La pollution par les matières en suspension qui proviennent des érosions de terrains agricoles, des sols forestiers mis à nu par l’abattage des arbres, des rives (littoral) du lac Kivu ainsi que la pollution par les affluents urbains, sont des facteurs favorisant cette pollution a estimé M. Ndimwiza,
« Ces plantes du littoral du Lac Kivu ont besoin de la lumière, mais aussi pour la photosynthèse, car l’eau trouble réduit la capacité photosynthétique de ces producteurs primaires », a-t-il expliqué.
Le lessivage des sols urbains est aussi l’une des sources de la pollution du lac Kivu a rappelé Mr Emmanuel Ndimwiza.
Lorsqu’il pleut, les érosions urbaines transportent le sol épandu sur les routes, des ordures non traitées, des déjections animales (spécialement des chiens), des sédiments des constructions de différentes villes et les substances émises par la circulation automobile, des huiles, des hydrocarbures, des déchets organiques, des déchets plastiques, des ruissellements urbains, des pollutions d’origine industrielle, la contamination par les eaux d’égouts.
Plusieurs solutions et perspectives ont été recommandées par cet écologiste dans le cadre de la réduction des facteurs favorisant la pollution du lac Kivu.
Il s’agit de la mise à place notamment d’un système de test des coliformes fécaux consistant à se rassurer de la qualité de l’eau pour déceler la présence des bactéries fécales, des lois contraignantes pour protéger les eaux du lac Kivu, d’un cadre d’échange et de dialogue interactifs permanents pour une éducation relative à l’environnement dans la communauté.
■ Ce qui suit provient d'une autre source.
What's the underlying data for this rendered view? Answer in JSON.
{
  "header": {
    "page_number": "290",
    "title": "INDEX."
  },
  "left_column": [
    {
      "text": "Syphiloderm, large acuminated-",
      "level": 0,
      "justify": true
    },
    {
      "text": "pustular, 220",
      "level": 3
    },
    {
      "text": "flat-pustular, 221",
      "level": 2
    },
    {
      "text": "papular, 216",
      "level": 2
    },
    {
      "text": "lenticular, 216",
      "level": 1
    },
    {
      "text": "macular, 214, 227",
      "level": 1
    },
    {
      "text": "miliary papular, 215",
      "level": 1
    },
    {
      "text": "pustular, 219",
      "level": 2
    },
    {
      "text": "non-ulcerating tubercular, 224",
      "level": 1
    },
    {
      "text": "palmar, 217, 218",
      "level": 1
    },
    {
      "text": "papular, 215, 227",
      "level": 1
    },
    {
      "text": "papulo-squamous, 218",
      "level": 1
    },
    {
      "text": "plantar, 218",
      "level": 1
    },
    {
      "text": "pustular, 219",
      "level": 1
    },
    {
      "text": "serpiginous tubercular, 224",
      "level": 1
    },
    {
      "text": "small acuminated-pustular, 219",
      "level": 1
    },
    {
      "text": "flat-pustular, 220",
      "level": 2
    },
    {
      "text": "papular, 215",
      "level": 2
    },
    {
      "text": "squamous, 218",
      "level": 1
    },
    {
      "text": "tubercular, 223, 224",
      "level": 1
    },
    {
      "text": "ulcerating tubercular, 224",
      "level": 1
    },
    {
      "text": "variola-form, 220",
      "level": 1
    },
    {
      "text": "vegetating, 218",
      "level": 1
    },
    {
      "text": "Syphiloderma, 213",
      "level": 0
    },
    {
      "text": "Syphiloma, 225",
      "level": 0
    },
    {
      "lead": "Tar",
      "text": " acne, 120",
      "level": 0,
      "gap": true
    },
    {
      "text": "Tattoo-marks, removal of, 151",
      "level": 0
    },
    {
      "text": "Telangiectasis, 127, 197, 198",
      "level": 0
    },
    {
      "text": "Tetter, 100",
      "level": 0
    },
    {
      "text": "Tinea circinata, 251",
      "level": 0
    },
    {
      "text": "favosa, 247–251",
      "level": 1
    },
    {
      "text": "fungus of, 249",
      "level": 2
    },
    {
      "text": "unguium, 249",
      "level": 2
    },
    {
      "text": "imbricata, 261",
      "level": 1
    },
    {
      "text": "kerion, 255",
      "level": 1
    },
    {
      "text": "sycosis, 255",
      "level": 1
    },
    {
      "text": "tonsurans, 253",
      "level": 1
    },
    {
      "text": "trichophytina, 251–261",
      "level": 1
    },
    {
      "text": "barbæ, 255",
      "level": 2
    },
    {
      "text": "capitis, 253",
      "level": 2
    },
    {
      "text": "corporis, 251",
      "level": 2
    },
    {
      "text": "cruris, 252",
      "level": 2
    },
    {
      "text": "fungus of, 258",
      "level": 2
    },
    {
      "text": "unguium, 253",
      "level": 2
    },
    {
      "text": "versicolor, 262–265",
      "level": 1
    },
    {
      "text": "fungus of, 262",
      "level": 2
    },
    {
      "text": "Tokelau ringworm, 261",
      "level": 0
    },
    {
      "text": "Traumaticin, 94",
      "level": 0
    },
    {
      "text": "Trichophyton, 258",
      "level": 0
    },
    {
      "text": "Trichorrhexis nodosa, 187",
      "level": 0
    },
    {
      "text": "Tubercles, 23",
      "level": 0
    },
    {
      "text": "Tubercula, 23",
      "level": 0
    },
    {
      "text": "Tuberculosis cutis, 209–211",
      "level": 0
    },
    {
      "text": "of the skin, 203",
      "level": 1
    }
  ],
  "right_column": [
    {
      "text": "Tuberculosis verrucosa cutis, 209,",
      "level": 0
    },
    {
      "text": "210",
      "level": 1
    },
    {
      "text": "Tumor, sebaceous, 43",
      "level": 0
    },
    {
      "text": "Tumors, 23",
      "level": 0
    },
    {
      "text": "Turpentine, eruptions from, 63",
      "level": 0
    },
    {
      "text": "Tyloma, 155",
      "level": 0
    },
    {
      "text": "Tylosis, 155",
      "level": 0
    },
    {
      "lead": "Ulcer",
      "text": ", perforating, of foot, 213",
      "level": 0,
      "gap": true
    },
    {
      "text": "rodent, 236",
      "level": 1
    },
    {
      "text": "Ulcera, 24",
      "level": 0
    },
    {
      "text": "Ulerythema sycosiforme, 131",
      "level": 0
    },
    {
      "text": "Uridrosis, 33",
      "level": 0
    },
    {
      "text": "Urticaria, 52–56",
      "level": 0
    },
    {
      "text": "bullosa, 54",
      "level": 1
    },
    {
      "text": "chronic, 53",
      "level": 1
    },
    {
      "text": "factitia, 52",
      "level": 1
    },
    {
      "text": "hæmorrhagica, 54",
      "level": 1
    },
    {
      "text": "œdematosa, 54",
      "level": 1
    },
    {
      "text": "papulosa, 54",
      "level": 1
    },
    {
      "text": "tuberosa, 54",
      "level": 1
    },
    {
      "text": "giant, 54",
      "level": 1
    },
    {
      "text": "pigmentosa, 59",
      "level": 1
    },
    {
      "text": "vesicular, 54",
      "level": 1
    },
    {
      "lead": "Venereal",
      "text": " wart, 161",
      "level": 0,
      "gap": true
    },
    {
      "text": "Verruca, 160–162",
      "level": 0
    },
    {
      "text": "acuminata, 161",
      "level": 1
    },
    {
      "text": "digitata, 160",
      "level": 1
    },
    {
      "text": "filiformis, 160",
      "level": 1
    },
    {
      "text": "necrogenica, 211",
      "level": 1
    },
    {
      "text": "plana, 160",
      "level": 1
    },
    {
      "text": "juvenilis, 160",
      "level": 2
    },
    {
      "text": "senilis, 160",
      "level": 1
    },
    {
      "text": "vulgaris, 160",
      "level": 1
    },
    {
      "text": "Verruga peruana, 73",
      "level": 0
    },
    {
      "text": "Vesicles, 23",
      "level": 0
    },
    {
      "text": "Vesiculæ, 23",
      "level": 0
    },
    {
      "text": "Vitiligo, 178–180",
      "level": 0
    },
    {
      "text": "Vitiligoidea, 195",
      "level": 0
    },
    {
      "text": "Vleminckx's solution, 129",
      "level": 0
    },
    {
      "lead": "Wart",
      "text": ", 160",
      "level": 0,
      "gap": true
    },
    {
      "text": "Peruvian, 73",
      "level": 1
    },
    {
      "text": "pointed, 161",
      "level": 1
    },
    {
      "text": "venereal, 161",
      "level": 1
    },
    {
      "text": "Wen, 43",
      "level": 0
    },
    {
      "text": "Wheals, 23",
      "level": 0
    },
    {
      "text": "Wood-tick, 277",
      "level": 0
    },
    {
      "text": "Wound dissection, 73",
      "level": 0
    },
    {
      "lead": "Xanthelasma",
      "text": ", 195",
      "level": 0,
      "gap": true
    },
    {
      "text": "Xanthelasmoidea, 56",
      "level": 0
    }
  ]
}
Il est aussi question d’échanger avec les jeunes sur les connaissances, les compétences, les comportements, les attitudes, les aptitudes, les pratiques et l’éthique relative à l’environnement.
Le lac Kivu est le plus dangereux des trois lacs méromictiques du continent, car contenant de grandes quantités de gaz toxique, asphyxiant et à effet de serre.